The back page of the brochure quotes Prince Charles saying that 'climate change' is the greatest threat facing mankind. Given that this scam has just completely unravelled, will he be thinking up a different reason to preserve the jungle?
(Perhaps he could just save up and buy it? What would it cost all these people to just get out their cheque books and purchase half of Brazil?)
To a large extent I think it is possible to campaign for jungles and still emit large amounts of CO2. After all, the jungle needs CO2 to survive and the higher the level in the atmosphere the happier the jungle is.
But when these celebs also go on about global warming, they become rank hypocrites, so ludicrously dishonest that most people are too gob-smacked by the audacity of it to even mention it.
Take Indiana, for example:
Harrison Ford, who is vice-chairman on the board of Conservation
International, voices public-service messages for an environmental
federation called EarthShare, and once shaved his chest hair to
illustrate the effects of deforestation, is another hobby pilot. He
once owned a Gulfstream but now makes do with a smaller Cessna Citation
Sovereign eight-seater jet, four propeller planes and a helicopter.
He may be the green prince, but Britain's heir to the throne has
been slammed for being a hypocrite after flying to the Copenhagen
climate change summit to deliver a keynote speech on an executive jet
with a large carbon footprint, UK media reports say.

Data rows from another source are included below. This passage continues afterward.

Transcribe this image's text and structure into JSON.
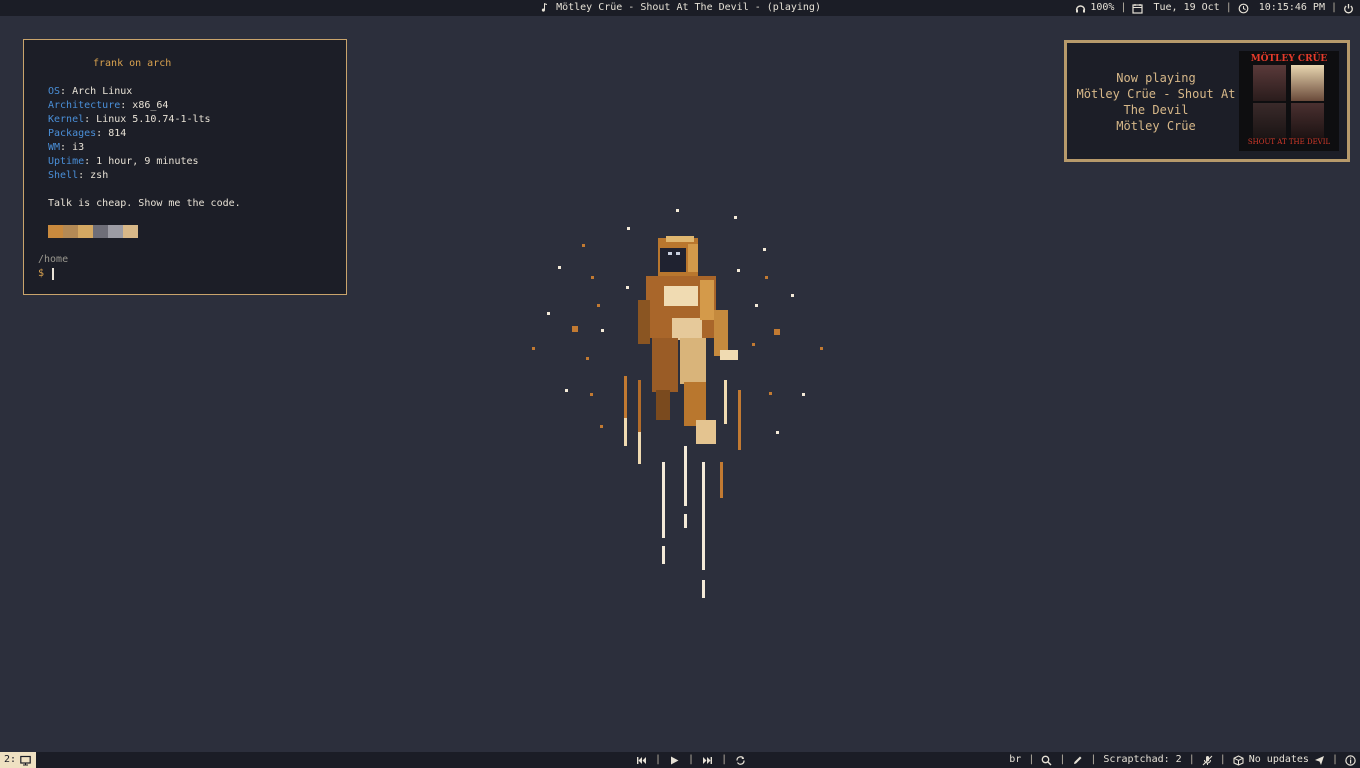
{
  "topbar": {
    "now_playing": "Mötley Crüe - Shout At The Devil - (playing)",
    "volume": "100%",
    "date": "Tue, 19 Oct",
    "time": "10:15:46 PM",
    "icons": [
      "music-note-icon",
      "headphones-icon",
      "calendar-icon",
      "clock-icon",
      "power-icon"
    ]
  },
  "terminal": {
    "title": "frank on arch",
    "info": [
      {
        "key": "OS",
        "value": "Arch Linux"
      },
      {
        "key": "Architecture",
        "value": "x86_64"
      },
      {
        "key": "Kernel",
        "value": "Linux 5.10.74-1-lts"
      },
      {
        "key": "Packages",
        "value": "814"
      },
      {
        "key": "WM",
        "value": "i3"
      },
      {
        "key": "Uptime",
        "value": "1 hour, 9 minutes"
      },
      {
        "key": "Shell",
        "value": "zsh"
      }
    ],
    "quote": "Talk is cheap. Show me the code.",
    "palette": [
      "#c98a3e",
      "#b48a55",
      "#d4a862",
      "#6e6e78",
      "#9c9ca4",
      "#d8b888"
    ],
    "cwd": "/home",
    "prompt": "$"
  },
  "now_playing": {
    "line1": "Now playing",
    "line2": "Mötley Crüe - Shout At",
    "line3": "The Devil",
    "line4": "Mötley Crüe",
    "cover_logo": "MÖTLEY CRÜE",
    "cover_caption": "SHOUT AT THE DEVIL"
  },
  "bottombar": {
    "workspace": "2:",
    "layout": "br",
    "scratchpad": "Scraptchad: 2",
    "updates": "No updates",
    "icons": [
      "monitor-icon",
      "previous-icon",
      "play-icon",
      "next-icon",
      "repeat-icon",
      "search-icon",
      "pen-icon",
      "mic-icon",
      "package-icon",
      "send-icon",
      "info-icon"
    ]
  },
  "colors": {
    "background": "#2c2f3c",
    "bar": "#1b1d26",
    "accent": "#d9a24f",
    "key_blue": "#4a8fd8"
  }
}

Prince Charles attended the conference in Denmark on the $21,800 RAF Royal
Flight that emitted about 6.4 tons of carbon dioxide, the Daily Mail reported. It was 5.2 tons more than that of a commerical flight, Carbon Footprint Limited told the Mail.
The Prince and Prime Minister Gordon Brown were also criticised for taking separate flights to Copenhagen.
One could ask whether in fact the whole Copenhagen thing was a colossal waste of good CO2, but the Prince wasn't to know that.
He was previously accused of hypocrisy after a 25,000km ride around South America in his private jet.
The prince will travel to the region next month in a visit
costing an estimated £300,000 as part of his crusade against global
He will use a luxury airliner to transport himself,
the Duchess of Cornwall and a 14-strong entourage to Chile, Brazil and
Ecuador on a 16,400-mile round trip.
Of course, in the CO2 stakes it is hard to top John Travolta, who flies himself to London for breakfast in his 150-seat Boeing 707. Still, Mr Travolta is hardly a strident campaigner so his hypocrisy is limited. Barbra '120 towels' Streisand is much worse. Al Gore is in a league of his own, but that has been well publicised.
Do these celebrities really help their causes? Are people really stupid enough to take any notice of what a famous person thinks they should think? For me the answer is no. Except perhaps for Kermit the Frog. I've always respected him, and he dates from a happy time in children's television where environmental indoctrination was avoided.
Celebrities can learn a lot from the little green frog.